Swept Away HR46 at anchor Second Wind at anchor Northern Exposure at anchor

We arrived in Tunisia after an overnight sail from Cagliari, on the southern Sardinia coast. Strategically located in the cradle of civilization, Tunisia was the home of the ancient metropolis of Carthage and important centers of the Phoenician, Roman and early Christian empires. Today, Tunisia blends Arab and Western cultures with apparent ease, functioning well economically, a model of civil rights and tolerance of individual differences, and a haven for tourists seeking a warm climate, sandy beaches, and astounding historical remains.

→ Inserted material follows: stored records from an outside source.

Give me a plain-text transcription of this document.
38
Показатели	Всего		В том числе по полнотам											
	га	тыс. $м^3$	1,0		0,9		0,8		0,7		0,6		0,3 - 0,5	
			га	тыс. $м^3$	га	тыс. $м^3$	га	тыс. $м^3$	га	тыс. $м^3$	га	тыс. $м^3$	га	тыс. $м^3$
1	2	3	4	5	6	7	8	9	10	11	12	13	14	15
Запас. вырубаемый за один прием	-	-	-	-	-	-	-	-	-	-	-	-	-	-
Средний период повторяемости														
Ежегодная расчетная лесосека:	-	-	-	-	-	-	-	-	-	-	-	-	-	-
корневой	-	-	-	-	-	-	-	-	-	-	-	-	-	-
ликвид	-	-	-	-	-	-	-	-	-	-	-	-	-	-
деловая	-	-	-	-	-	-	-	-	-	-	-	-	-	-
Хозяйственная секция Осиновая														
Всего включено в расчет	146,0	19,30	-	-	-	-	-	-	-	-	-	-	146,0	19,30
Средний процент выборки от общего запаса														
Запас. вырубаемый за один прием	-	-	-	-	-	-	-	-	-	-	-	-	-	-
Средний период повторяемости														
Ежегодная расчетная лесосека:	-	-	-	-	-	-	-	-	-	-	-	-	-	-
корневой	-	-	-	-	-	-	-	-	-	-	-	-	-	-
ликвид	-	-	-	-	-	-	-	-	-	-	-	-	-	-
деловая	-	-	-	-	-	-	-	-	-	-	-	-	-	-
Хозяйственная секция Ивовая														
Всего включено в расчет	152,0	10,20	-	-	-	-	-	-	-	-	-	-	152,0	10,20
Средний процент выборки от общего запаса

Our favorite Tunisian foods include harissa, a paste made from dried red chili peppers, its piquancy tamed with bread, brik, a crepe filled with an egg and often fish, then fried, and mint tea, which we've seen served with a mint leaf, or pine nuts, or a splash of orange flower water. 

The Tunisian people have welcomed us warmly and we enjoyed getting to know them. Many speak English, and nearly everyone speaks French. The people we've met have been warm and generous and open.

The Bardo Museum in Tunis holds what is probably the finest collection of Roman mosaics in the world. The mosaics date mostly from the three centuries before and after the birth of Christ. In a restored thirteenth-century palace, the rooms hold displays of mosaics, some of which are in exquisite condition, on the walls, in glass cases and in the hallways. Some of the mosaics look like oil paintings from only a few feet away, while others, draped over cement blocks, almost look as soft as blankets.

 

The ancient city of Carthage was founded by the Phoenicians in the ninth century BC and figures prominently in Virgil's epic poem, the Aeneid, probably written between 29 and 19 BC. Now a prosperous suburb of Tunis, Carthage was among the most important cities of the world. The earliest settlers, the Phoenicians, built a port that included covered storage for more than 200 warships and a separate commercial harbor, nearly 3000 years ago. The remains of this port are still visible. The Romans controlled Carthage for several centuries after about 150 BC. The photo below shows the remains of the Antonine baths at Carthage, once the third largest baths in the Roman world.

The marina in which we stayed was in a jewel of a village called Sidi Bou Saïd, named for a 13th century mystic. Its whitewashed houses are striking against the turquoise water and the blue Mediterranean sky. At right, you can see that the local residents often paint the doors blue and decorate them with patterns of black painted nails.

Our marina was the site of the sailing events of the Mediterranean Games during our visit. One afternoon we took our dinghy out into the harbor and watched the competitors (Lasers and 470s) turn at a racing mark, where we could see them hoist their colorful spinnakers for their downwind run. On another day, we went into the indoor stadium in the town and watched Turkey beat France in the women's volleyball semifinals.